Este exilio obligado me
enseñó a aplaudir a las capillitas de los pueblos de campo en Cuba, donde por
la carencia de sacerdotes que tenemos, sólo se puede celebrar misa los
domingos. En Gaspar, el pequeño pueblecito donde viví mis primeros veinte años,
íbamos a la iglesia unas diez o quince personas y con sólo catorce años de edad
tuve que empezar a dar catecismo porque no había nadie más para hacerlo. Mis
primeros alumnos fueron mi hermana, mi primo y mi vecinita.
A veces nos sentíamos tan
solos y tan alejados del resto de la Iglesia. Un día el Padre habló de un
encuentro de adolescentes que habría en Camagüey, la capital de la provincia.

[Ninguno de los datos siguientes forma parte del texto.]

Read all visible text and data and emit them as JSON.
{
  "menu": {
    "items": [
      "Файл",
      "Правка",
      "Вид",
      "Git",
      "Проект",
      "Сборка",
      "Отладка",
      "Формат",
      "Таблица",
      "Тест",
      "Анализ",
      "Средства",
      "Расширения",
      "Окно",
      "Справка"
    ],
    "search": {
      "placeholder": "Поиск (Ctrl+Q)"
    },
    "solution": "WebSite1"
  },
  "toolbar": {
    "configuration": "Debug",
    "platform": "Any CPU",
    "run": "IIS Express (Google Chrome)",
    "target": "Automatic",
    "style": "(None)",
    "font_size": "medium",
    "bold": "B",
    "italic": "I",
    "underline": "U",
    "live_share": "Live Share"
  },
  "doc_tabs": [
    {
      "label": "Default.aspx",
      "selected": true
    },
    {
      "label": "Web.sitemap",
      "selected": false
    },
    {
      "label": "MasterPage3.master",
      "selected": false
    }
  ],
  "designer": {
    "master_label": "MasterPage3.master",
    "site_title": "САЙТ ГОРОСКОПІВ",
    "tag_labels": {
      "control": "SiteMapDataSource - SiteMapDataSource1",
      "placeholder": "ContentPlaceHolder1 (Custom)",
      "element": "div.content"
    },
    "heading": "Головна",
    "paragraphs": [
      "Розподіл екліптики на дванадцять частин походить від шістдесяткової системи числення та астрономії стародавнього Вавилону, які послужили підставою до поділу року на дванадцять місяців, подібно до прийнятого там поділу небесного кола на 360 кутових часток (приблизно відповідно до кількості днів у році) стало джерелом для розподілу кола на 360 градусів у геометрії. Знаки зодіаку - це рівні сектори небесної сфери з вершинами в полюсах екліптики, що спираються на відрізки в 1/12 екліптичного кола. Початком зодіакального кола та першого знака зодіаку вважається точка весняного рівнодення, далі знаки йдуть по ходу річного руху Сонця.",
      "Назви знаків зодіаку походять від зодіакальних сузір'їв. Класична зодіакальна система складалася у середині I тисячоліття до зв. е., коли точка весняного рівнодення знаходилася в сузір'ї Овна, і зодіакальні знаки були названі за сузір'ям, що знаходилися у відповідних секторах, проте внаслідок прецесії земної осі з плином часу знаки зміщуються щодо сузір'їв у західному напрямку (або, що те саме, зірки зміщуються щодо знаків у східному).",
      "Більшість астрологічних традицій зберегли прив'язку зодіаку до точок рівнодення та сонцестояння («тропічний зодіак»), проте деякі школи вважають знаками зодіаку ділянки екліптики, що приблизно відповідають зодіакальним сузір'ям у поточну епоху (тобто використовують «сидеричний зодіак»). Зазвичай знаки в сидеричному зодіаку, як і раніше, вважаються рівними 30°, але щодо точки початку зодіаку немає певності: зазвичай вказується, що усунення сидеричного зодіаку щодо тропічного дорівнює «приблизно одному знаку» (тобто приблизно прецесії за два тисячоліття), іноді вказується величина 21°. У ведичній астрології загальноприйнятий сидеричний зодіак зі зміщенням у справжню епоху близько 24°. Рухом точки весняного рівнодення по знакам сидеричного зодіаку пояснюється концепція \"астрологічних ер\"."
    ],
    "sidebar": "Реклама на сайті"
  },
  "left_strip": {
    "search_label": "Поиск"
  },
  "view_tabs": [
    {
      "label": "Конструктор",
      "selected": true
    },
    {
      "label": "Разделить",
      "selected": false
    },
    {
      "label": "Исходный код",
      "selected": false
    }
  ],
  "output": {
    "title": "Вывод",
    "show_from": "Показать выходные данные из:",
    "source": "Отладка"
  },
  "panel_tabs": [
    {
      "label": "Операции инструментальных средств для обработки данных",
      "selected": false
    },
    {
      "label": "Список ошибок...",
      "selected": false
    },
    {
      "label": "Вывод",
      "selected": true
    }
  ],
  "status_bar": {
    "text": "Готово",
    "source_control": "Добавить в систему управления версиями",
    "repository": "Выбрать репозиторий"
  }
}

Toda mi vida le estaré agradecida al Padre Sarduy, de la parroquia de La
Merced. Allí, los cuatro guajiritos de Gaspar nos sentimos parte, descubrimos
que había mucho más jóvenes católicos con nuestras mismas inquietudes… la
incomunicación de aquellos tiempos te aislaba de una manera que llegué a
sentirme excluida del mundo, de la vida.
Uno de esos días diluidos en
“la nada cotidiana” (cuando aquello no teníamos ni biblioteca, ni cine en
Gaspar) llegó a la capilla el Padre Juanito. «Ese cura cree en Dios», sentenció
mi abuelo, en su más puro acento castizo y con ese sentido del humor único de
los españoles.
Los murciélagos se habían
adueñado del falso techo de la capilla y cuando abrías la puerta, el hedor te
cortaba la respiración. Lo primero era barrer todo aquel excremento y ponerse a
tirar agua, había que traerla a cubos desde las casas vecinas.
El Padre Juan propuso
reparar los bancos, la mayoría llenos de comején. Hizo un mejunje con tinta
rápida y algo más y pintó el altar que estaba ya muy descolorido. No teníamos
ni clavos, y fue una tarea titánica conseguir un poco de pintura para darle
unos brochazos a unas paredes que nunca más se habían vuelto a pintar desde que
se construyó la iglesia
Era Semana Santa y él
propuso salir por las calles, tocar de casa en casa e invitar a los vecinos a
celebrar con nosotros. «Este cura está loco», «Éste no se ha enterado que está
en Gaspar». Mi tía se encargó de ponerlo al día de como eran las cosas en
“Macondo”.
Allí, era frecuente que al terminar la misa, cuando el padre iba a
coger su carrito para regresar, “unos jóvenes traviesos” hubieran cortado las
gomas. En Cuba las gomas se usan hasta que las ranuras desaparecen, y no puedo
explicar como no hay más accidentes por gomas reventadas.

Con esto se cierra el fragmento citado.